May 16 (UPI) -- The Ford Motor Co., with its stock price falling and U.S. sales stalled, plans a 10 percent cut in its global salaried workforce, people briefed on the plan said.
The job reductions, of up to 20,000 positions, could be made public later this week, The Wall Street Journal reported on Tuesday. The plan to improve profitability by $3 billion comes as Ford's flagship F-series pickup trucks are selling well, but overall sales have slowed in the United States and China, Ford's two largest markets. Costs have risen in non-core initiatives including research into electric and self-driving vehicles.
The company projects a $9 billion pre-tax profit in 2017, compared to $10.4 billion in 2016. In the past three years, under the leadership of CEO Mark Fields, the value of Ford stock has fallen by 40 percent as sales volumes have grown, and the company's market value has fallen behind market values of Tesla Inc. and the General Motors Corp.
About half of Ford's 200,000 employees work in North America.
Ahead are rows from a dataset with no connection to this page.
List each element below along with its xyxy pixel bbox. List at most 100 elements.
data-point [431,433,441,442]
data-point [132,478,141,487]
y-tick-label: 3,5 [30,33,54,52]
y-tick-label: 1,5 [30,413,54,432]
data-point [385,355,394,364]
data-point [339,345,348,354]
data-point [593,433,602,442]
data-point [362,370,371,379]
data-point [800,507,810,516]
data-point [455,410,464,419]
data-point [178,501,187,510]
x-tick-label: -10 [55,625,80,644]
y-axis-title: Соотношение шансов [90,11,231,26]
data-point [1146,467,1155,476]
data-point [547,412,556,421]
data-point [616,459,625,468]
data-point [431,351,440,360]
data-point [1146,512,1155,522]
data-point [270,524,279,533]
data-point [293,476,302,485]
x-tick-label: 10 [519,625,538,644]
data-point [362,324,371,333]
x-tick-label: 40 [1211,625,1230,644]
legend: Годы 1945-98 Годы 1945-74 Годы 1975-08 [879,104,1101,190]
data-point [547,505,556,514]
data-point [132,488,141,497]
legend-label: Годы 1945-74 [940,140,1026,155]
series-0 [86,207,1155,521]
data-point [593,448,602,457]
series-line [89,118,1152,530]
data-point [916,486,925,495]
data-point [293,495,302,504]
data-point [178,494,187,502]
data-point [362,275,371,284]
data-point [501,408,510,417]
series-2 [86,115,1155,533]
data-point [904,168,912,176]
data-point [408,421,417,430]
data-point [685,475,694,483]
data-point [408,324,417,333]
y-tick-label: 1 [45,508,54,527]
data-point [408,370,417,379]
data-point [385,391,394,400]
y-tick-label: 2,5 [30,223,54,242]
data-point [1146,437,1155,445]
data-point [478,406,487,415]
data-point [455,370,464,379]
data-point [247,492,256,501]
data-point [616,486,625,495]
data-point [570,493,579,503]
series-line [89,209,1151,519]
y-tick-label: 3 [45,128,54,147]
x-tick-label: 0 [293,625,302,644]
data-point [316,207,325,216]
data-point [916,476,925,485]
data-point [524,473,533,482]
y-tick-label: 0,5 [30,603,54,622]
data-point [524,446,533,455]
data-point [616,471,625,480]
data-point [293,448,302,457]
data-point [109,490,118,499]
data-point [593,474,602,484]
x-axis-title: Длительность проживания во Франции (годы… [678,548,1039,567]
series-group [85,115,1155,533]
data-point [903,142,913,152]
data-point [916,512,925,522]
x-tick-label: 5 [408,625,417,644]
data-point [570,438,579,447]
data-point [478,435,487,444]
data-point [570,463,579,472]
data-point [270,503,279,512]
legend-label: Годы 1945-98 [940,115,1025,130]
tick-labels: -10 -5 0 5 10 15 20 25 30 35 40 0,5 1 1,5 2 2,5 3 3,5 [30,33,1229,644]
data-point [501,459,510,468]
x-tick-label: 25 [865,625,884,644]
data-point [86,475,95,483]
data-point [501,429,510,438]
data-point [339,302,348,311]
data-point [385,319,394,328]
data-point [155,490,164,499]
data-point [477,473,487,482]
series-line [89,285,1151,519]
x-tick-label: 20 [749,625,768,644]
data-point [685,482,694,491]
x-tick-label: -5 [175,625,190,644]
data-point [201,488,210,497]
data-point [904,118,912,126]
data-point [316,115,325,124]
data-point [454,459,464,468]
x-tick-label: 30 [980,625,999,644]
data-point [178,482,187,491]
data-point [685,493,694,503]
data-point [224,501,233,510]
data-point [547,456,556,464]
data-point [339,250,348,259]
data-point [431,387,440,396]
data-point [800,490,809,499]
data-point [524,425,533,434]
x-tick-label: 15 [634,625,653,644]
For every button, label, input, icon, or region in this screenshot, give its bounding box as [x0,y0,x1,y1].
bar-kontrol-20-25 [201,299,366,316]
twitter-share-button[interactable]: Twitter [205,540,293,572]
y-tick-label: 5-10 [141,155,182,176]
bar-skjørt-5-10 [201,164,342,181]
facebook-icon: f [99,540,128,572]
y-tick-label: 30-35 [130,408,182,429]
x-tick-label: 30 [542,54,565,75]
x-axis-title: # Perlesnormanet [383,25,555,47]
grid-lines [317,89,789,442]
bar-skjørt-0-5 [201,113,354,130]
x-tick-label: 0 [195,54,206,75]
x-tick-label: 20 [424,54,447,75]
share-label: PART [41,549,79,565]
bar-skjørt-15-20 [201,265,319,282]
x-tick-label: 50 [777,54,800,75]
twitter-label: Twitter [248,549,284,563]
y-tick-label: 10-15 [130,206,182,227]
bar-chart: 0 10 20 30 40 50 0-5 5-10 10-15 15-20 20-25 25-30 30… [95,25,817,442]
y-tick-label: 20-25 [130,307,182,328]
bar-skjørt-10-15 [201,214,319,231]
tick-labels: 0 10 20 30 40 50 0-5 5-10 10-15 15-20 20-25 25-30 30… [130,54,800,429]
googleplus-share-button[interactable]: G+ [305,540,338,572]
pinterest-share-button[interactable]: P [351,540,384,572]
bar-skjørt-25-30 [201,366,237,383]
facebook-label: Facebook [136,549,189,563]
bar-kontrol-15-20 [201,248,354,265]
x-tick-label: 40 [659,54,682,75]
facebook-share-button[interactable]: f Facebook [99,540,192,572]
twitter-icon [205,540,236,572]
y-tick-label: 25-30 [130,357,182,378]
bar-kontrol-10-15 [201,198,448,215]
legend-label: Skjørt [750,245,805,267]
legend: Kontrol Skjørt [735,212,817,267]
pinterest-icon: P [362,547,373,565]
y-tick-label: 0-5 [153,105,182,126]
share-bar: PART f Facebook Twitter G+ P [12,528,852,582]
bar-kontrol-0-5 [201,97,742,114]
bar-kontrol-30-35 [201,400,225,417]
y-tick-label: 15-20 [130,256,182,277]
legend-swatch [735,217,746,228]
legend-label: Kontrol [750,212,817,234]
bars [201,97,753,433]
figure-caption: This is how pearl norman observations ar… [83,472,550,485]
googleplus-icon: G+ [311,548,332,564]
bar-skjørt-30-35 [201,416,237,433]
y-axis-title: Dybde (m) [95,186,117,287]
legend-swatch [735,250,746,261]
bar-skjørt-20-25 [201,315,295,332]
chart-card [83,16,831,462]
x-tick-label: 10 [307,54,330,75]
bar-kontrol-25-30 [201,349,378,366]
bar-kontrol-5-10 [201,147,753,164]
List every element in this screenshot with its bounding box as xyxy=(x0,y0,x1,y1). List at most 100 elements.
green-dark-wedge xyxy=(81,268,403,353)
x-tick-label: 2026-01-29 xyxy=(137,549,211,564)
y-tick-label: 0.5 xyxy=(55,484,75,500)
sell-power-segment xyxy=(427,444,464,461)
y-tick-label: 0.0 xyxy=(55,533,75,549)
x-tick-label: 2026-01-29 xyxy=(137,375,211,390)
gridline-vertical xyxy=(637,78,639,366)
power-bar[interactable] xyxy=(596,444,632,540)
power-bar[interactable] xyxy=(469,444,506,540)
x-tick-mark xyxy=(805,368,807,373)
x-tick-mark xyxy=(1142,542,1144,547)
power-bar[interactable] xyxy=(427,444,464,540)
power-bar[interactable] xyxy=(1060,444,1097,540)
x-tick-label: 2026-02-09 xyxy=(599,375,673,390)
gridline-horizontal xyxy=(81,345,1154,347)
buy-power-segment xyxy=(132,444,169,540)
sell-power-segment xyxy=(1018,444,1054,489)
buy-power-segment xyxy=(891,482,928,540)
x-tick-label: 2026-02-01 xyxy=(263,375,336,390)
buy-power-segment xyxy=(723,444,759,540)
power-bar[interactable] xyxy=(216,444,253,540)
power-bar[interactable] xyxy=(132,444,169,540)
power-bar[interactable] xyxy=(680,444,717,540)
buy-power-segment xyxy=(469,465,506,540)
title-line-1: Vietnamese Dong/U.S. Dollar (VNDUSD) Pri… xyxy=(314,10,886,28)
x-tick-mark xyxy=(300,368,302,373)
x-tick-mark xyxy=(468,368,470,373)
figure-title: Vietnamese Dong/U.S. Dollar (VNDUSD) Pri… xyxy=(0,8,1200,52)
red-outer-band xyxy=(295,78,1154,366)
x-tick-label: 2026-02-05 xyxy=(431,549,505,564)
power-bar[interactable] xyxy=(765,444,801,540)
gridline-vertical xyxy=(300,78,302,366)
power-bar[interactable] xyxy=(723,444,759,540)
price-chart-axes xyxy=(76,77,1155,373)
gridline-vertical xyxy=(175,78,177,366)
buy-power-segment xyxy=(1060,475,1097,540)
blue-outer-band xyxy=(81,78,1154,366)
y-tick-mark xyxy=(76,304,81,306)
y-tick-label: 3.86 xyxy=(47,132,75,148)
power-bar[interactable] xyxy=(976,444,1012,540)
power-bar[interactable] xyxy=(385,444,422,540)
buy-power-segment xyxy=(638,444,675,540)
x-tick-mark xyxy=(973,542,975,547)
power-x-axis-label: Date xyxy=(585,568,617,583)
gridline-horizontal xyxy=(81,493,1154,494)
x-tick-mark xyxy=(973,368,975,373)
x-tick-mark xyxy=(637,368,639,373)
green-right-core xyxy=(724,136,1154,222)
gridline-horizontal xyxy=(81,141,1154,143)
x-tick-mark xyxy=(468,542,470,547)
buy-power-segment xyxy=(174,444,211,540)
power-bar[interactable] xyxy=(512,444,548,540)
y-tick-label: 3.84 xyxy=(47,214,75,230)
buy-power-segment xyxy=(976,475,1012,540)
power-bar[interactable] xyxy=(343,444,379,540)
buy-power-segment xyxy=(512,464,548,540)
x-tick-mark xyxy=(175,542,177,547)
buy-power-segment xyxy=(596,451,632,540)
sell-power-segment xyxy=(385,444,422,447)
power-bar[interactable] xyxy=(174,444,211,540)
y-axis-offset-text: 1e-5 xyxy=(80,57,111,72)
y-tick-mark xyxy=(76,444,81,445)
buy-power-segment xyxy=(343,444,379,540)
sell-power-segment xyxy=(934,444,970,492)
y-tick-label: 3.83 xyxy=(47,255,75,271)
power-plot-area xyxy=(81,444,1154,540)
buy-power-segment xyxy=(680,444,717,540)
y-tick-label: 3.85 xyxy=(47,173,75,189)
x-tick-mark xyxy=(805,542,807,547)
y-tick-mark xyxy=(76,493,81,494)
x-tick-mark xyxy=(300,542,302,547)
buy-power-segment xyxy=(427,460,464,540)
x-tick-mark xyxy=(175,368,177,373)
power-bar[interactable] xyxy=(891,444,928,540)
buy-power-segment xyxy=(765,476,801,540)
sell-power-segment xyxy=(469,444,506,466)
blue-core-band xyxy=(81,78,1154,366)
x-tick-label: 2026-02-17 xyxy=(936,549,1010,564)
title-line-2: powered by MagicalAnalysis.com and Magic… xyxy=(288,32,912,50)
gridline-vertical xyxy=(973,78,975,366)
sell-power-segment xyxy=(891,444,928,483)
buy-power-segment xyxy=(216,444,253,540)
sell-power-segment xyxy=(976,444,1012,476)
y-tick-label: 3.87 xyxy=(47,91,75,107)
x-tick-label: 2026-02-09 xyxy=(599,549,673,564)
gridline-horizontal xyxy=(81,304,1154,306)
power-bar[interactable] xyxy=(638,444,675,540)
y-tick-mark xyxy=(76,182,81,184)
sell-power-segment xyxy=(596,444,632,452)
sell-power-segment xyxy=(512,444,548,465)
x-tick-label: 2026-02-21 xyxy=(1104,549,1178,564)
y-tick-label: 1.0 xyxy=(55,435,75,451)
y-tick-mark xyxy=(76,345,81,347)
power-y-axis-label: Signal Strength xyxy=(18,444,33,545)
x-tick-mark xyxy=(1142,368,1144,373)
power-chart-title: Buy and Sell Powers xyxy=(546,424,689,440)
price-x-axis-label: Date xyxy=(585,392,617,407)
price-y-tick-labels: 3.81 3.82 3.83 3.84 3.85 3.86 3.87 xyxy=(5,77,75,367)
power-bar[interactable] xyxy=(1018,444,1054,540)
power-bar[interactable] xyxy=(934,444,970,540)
It is unclear if the prospective job cuts will include hourly workers, and the job reduction plan could be complicated by pressure from President Donald Trump to increase hiring in U.S. manufacturing sector.
As Ford has hired more people in the past three years, largely in new technology projects General Motors has reduced its U.S. workforce in response to lowered demand for cars, and has withdrawn from underperforming markets. Ford's employment has increased 25 percent in the past five years.
Ford's plan calls for $3 billion in cost reductions in 2017.